I often think social and mobile games suffer from a very narrow narrative funnel. Once the content is consumed in the traditional mobile or social game, there’s very little reason to continue playing. This results in players grinding and interacting with players solely for the purpose of expediting their progression. This isn’t a particularly compelling interaction, and the increasing skepticism about the value of the social graph among developers isn’t surprising.
Games like WoW have spawned lifelong friendships precisely because the ability to create additional narratives allows players to foster a sense of closeness. Other games, such as Words With Friends or You Draw leverage open-ended interactions that provide players with a range of options: they can be competitive, focus on humorous interactions or bring in colleagues to create real life social interactions about digital systems.
League of Legends benefits from being a very competitive game, but even that is an exhaustible resource. By providing players with options to create alternate objectives, the game can foster a broader set of interactions. If I’m focused solely on winning, then my interactions with other players will be designed to obtain that objective and it might get a bit uncomfortable when mistakes are made. If I’m Yordling, then I have permission to just focus on funny interactions, which makes it a lot easier to foster friendships within the game. This is an area worth further investigation on Riot’s part.

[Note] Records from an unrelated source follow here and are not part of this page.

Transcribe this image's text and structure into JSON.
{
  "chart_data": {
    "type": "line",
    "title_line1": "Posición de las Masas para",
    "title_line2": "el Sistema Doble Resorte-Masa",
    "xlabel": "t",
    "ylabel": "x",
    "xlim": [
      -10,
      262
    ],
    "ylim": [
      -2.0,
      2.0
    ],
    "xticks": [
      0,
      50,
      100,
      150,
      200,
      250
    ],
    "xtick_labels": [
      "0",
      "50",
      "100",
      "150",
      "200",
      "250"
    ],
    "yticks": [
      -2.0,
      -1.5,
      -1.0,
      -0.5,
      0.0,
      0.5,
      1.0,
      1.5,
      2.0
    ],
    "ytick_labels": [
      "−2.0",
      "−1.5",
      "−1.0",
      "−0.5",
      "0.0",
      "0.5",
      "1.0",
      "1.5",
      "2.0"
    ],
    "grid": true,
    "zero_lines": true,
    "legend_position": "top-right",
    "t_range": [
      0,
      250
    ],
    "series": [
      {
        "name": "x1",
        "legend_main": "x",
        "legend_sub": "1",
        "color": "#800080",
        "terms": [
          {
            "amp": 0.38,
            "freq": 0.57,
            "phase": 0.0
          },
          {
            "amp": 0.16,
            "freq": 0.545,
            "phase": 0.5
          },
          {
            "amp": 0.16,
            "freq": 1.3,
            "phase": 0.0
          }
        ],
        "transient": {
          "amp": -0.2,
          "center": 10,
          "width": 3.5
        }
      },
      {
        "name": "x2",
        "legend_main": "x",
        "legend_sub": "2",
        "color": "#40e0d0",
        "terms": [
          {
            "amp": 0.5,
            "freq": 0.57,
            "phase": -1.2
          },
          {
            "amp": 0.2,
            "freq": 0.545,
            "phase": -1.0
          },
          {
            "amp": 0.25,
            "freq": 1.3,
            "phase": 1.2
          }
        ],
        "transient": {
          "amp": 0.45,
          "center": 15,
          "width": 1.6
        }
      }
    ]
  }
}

If the goal is to move a game into a service, I believe the developer should consider moving beyond pure content consumption models. There are a variety of means for providing additional depth to games (enhanced communication, social sharing beyond spam, cooperative play, etc.), and the accessibility of the phone means players can be building personal stories attached to mobile games throughout the day. Unlocking that potential can pay serious dividends, just ask the powers behind You Draw.
JM: Hah! Agreed. The social side of social games seems sorely neglected. We need to tell our own stories, not just respond according to programming.